From personal experience helping colleagues optimize Grignard reactions and nucleophilic aromatic substitutions, running side-by-side tests against bromide or chloride salts highlights measurable improvements. Less unreacted starting material, sharper product peaks by NMR, and fewer hours wasted troubleshooting byproducts or stalled conversions.
No compound checks every box. Some applications, especially those sensitive to iodides, may struggle with carryover even after careful purifications. Where downstream steps can’t tolerate iodide, extra caution applies.
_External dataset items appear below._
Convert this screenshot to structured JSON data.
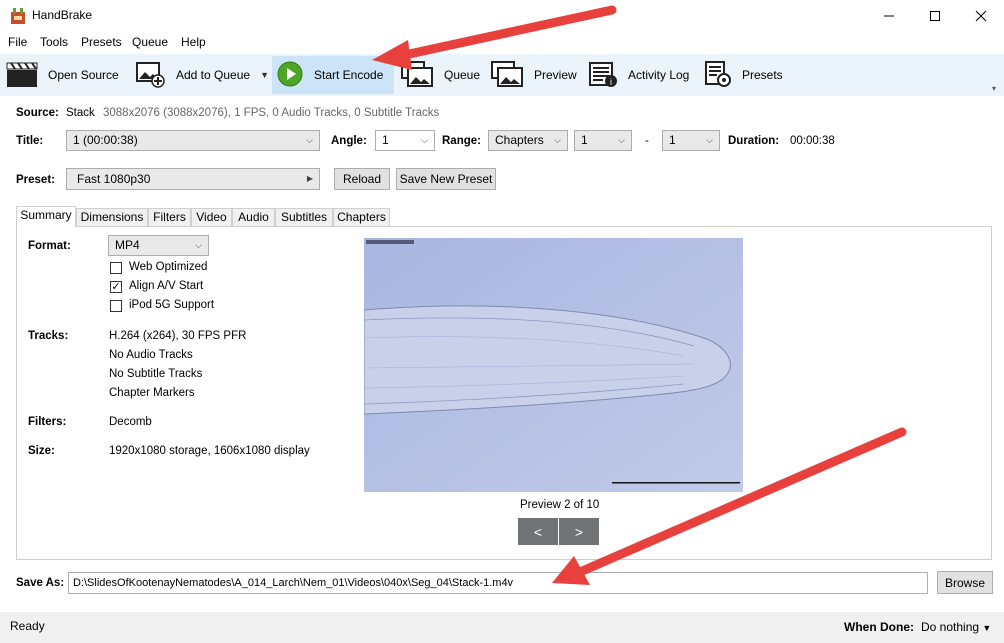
{
  "window": {
    "title": "HandBrake"
  },
  "menu": [
    "File",
    "Tools",
    "Presets",
    "Queue",
    "Help"
  ],
  "toolbar": {
    "open_source": "Open Source",
    "add_to_queue": "Add to Queue",
    "start_encode": "Start Encode",
    "queue": "Queue",
    "preview": "Preview",
    "activity_log": "Activity Log",
    "presets": "Presets"
  },
  "source": {
    "label": "Source:",
    "name": "Stack",
    "details": "3088x2076 (3088x2076), 1 FPS, 0 Audio Tracks, 0 Subtitle Tracks"
  },
  "title_row": {
    "title_label": "Title:",
    "title_value": "1  (00:00:38)",
    "angle_label": "Angle:",
    "angle_value": "1",
    "range_label": "Range:",
    "range_type": "Chapters",
    "range_start": "1",
    "range_dash": "-",
    "range_end": "1",
    "duration_label": "Duration:",
    "duration_value": "00:00:38"
  },
  "preset": {
    "label": "Preset:",
    "value": "Fast 1080p30",
    "reload": "Reload",
    "save_new": "Save New Preset"
  },
  "tabs": [
    "Summary",
    "Dimensions",
    "Filters",
    "Video",
    "Audio",
    "Subtitles",
    "Chapters"
  ],
  "summary": {
    "format_label": "Format:",
    "format_value": "MP4",
    "web_optimized": "Web Optimized",
    "web_optimized_checked": false,
    "align_av": "Align A/V Start",
    "align_av_checked": true,
    "ipod": "iPod 5G Support",
    "ipod_checked": false,
    "tracks_label": "Tracks:",
    "tracks": [
      "H.264 (x264), 30 FPS PFR",
      "No Audio Tracks",
      "No Subtitle Tracks",
      "Chapter Markers"
    ],
    "filters_label": "Filters:",
    "filters_value": "Decomb",
    "size_label": "Size:",
    "size_value": "1920x1080 storage, 1606x1080 display",
    "preview_caption": "Preview 2 of 10",
    "prev": "<",
    "next": ">"
  },
  "save_as": {
    "label": "Save As:",
    "path": "D:\\SlidesOfKootenayNematodes\\A_014_Larch\\Nem_01\\Videos\\040x\\Seg_04\\Stack-1.m4v",
    "browse": "Browse"
  },
  "status": {
    "text": "Ready",
    "when_done_label": "When Done:",
    "when_done_value": "Do nothing"
  },
  "colors": {
    "toolbar_bg": "#ebf3fb",
    "highlight": "#cce4f7",
    "arrow": "#e8403c",
    "preview_bg": "#b7c3e3"
  }
}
But this tradeoff is known and manageable.
Supply chain consistency, raw material purity, and ventilation all matter. After encountering a rare lot contaminated with byproducts, double-checking certificate of analysis information before purchasing or using a new bottle gave peace of mind. Two decades in the lab taught me the value of well-documented supply chains and real-time melting point checks.
A frequent question: should new users prefer this salt over more familiar alternatives? My guidance has always rested on published evidence and repeated personal observations. For nucleophilic substitutions, oxidations, and multi-phase syntheses, it often outperforms its closest competitors. Those looking for heightened selectivity without unnecessary complexity steer toward Benzyltriethylammonium iodide.
Continuous improvement remains a guiding principle for chemists and engineers alike. Benzyltriethylammonium iodide fits within this philosophy, supplying reliable phase transfer capability and enabling more sustainable processes. Its solubility, stability, and non-volatile character create a safer, cleaner work environment. As industry standards rise and demands for reproducibility increase, dependable reagents help laboratories and factories meet their goals.
Waste reduction, improved yields, and less hazardous byproduct formation drive efficiency. In my own work, carefully selecting phase-transfer catalysts meant fewer failed syntheses, less chemical waste, and quicker project turnaround. It’s the kind of learning that builds over years. Small gains per reaction accumulate, and that quieter, steadier progress adds up over time.
Innovation in chemistry often starts at the bench. By giving researchers tools that deliver consistent performance, like Benzyltriethylammonium iodide, progress doesn’t stall waiting for luck or favorable conditions. This salt supports research and scale-up by reducing the “unknowns” — one less thing to worry about in a world where experiments already carry enough variables. Its ongoing presence in catalogs and publications speaks for itself. For labs seeking steady results, improved efficiency, and a touch of extra confidence, Benzyltriethylammonium iodide remains a strong ally.